I am using XMLFormat() to encode some text for an XML document. However, when I go to read the XML file I created I get an invalid character error. Why does XMLFormat() not properly encode all characters?
I'm running CF8.
Are you sure to output the file in the right encoding? You can't just do
<cffile action="write" file="foo.xml" output="#xml#" />
as the result very likely diverges from the character set your XML is in. Unless otherwise noted (by an encoding declaration), XML files are treated as UTF-8, and you should do:
<cffile action="write" file="foo.xml" output="#xml#" charset="utf-8" />
<!--- and --->
<cffile action="read" file="foo.xml" variable="xml" charset="utf-8" />
Do not forget also to put <cfprocessingdirective pageencoding="utf-8"> on top of your template.
I feel that this is a bug in XMLFormat.
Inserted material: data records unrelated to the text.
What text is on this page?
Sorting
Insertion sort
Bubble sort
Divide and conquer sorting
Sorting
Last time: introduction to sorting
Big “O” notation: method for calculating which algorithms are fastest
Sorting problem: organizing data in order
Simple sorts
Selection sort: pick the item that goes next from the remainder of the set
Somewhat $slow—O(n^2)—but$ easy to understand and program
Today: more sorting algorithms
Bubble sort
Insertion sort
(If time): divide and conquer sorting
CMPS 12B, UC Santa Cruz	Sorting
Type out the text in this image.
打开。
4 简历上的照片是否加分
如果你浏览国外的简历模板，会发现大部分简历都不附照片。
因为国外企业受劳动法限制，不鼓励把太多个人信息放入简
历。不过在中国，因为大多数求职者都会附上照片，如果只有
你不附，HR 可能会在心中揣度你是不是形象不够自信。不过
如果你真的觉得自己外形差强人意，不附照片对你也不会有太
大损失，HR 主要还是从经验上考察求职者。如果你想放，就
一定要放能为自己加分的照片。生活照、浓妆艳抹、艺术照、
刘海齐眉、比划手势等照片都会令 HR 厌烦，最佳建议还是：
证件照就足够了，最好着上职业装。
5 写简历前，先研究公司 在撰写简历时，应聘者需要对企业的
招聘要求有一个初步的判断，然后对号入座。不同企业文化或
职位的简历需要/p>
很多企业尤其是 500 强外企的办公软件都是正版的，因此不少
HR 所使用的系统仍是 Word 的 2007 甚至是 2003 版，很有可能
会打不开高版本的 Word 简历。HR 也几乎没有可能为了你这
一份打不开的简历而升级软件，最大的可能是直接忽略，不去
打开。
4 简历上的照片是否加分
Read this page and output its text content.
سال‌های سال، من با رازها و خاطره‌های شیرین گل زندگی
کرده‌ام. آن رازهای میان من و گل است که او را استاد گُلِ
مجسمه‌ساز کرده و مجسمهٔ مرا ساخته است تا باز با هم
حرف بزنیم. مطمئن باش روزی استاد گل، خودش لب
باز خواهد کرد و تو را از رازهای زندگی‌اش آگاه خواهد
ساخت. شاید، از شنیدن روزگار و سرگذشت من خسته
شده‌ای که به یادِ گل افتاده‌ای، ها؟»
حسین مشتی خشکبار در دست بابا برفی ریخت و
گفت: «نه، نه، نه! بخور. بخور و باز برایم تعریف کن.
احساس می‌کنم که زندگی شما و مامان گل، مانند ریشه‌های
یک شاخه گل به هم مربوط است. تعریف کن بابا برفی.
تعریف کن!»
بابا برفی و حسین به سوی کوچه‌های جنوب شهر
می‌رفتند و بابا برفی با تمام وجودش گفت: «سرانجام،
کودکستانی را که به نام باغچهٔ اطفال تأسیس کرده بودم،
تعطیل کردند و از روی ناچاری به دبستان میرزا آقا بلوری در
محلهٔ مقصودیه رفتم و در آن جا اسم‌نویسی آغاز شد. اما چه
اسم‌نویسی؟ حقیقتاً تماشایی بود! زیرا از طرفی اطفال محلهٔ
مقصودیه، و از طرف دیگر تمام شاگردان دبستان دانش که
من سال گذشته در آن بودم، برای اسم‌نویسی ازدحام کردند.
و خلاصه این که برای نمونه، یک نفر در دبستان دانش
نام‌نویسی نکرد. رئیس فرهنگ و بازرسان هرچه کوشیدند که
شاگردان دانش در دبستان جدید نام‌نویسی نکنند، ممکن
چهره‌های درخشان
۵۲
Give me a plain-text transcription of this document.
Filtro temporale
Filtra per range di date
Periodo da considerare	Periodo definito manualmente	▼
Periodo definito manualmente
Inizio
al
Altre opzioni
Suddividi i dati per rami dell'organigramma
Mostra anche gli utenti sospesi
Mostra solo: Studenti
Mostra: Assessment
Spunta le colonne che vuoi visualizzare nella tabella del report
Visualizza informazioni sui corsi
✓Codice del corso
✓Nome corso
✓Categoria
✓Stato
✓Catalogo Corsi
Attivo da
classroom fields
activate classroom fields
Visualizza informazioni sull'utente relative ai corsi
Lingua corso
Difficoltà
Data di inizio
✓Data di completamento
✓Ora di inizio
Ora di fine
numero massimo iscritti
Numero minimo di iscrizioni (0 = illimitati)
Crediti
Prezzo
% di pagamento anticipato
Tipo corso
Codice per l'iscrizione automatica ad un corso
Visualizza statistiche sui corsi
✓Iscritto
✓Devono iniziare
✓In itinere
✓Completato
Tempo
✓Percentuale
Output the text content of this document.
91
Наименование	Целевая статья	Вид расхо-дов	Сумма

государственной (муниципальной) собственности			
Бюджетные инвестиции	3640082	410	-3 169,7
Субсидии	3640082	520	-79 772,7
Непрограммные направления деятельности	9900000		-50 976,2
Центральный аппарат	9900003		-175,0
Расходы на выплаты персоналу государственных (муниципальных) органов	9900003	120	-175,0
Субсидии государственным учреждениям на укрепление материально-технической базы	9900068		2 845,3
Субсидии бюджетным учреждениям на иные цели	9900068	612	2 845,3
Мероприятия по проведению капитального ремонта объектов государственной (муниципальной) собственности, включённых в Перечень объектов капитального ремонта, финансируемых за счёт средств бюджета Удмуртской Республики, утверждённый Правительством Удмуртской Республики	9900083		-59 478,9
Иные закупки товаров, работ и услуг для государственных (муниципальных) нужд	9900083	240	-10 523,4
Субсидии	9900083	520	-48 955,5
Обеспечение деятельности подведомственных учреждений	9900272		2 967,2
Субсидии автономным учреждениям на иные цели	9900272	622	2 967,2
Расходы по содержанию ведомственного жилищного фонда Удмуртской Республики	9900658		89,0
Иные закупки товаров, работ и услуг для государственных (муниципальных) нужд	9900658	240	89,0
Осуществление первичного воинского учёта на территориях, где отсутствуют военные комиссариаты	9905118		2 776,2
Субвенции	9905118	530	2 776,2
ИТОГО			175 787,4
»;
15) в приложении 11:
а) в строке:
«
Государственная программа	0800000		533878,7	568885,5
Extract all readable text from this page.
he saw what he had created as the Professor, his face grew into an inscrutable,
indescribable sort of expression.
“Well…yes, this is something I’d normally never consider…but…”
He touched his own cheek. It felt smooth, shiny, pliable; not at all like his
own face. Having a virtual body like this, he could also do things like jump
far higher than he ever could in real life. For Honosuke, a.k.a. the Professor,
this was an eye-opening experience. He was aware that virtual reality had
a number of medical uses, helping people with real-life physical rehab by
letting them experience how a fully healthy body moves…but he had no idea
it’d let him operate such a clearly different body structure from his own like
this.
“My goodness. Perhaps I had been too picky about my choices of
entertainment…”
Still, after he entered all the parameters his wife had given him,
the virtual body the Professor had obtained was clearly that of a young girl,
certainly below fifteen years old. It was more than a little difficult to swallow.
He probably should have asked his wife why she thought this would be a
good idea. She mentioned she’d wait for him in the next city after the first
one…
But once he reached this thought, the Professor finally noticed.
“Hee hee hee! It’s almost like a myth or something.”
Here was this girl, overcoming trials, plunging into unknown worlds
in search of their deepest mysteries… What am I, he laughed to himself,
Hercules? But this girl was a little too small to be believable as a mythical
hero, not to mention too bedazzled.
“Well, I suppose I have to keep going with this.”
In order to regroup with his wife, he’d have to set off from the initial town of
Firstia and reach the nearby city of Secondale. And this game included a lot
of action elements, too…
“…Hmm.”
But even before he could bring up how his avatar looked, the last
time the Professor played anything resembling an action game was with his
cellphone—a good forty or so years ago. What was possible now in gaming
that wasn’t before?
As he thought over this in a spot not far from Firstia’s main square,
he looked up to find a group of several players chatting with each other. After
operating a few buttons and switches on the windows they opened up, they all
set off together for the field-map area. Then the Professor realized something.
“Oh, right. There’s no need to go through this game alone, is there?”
I am not sure who the original author of the snippet below is but here is an approach to catch the extra characters via regex...
<cfset myText = xmlFormat(myText)>
<cfscript>
i = 0;
tmp = '';
while(ReFind('[^\x00-\x7F]',myText,i,false))
{
i = ReFind('[^\x00-\x7F]',myText,i,false); // discover high chr and save it's numeric string position.
tmp = '&##x#FormatBaseN(Asc(Mid(myText,i,1)),16)#;'; // obtain the high chr and convert it to a hex numeric chr.
myText = Insert(tmp,myText,i); // insert the new hex numeric chr into the string.
myText = RemoveChars(myText,i,1); // delete the redundant high chr from string.
i = i+Len(tmp); // adjust the loop scan for the new chr placement, then continue the loop.
}
return myText;
</cfscript>
if your trying to return your XML directly to the browser, you might want to try something like for the user to download it
<cfheader name="Content-Disposition" charset="utf-8" value="attachment; filename=export.xml">
<cfcontent variable="#someXMLPacket#" type="text/xml" reset="true">
or, if you want it returned as a webpage (ala REST) then this should do the trick
<cfheader charset="utf-8">
<cfcontent variable="#someXMLPacket#" type="text/xml" reset="true">
hope that helps
Unfortunately, XMLFormat
is just not an all-inclusive solution. It has a very limited list of characters that it will replace [documentation].
You'll need to do custom encoding of characters that are invalid for XML but not covered by XMLFormat
.
It's definitely not very efficient, but a potential solution would be to loop over the content of typically-suspect fields (anything user-generated, for starters) character-by-character, checking the ascii code, and if it's above 255, either omit the character or properly encode it.
This was a huge issue for me as well, and it turns out charset is the main factor, you need to clearly specify the correct charset.
For me I was having foreign languages inside xml, and wouldn't be parsed correctly until i put in the correct charset...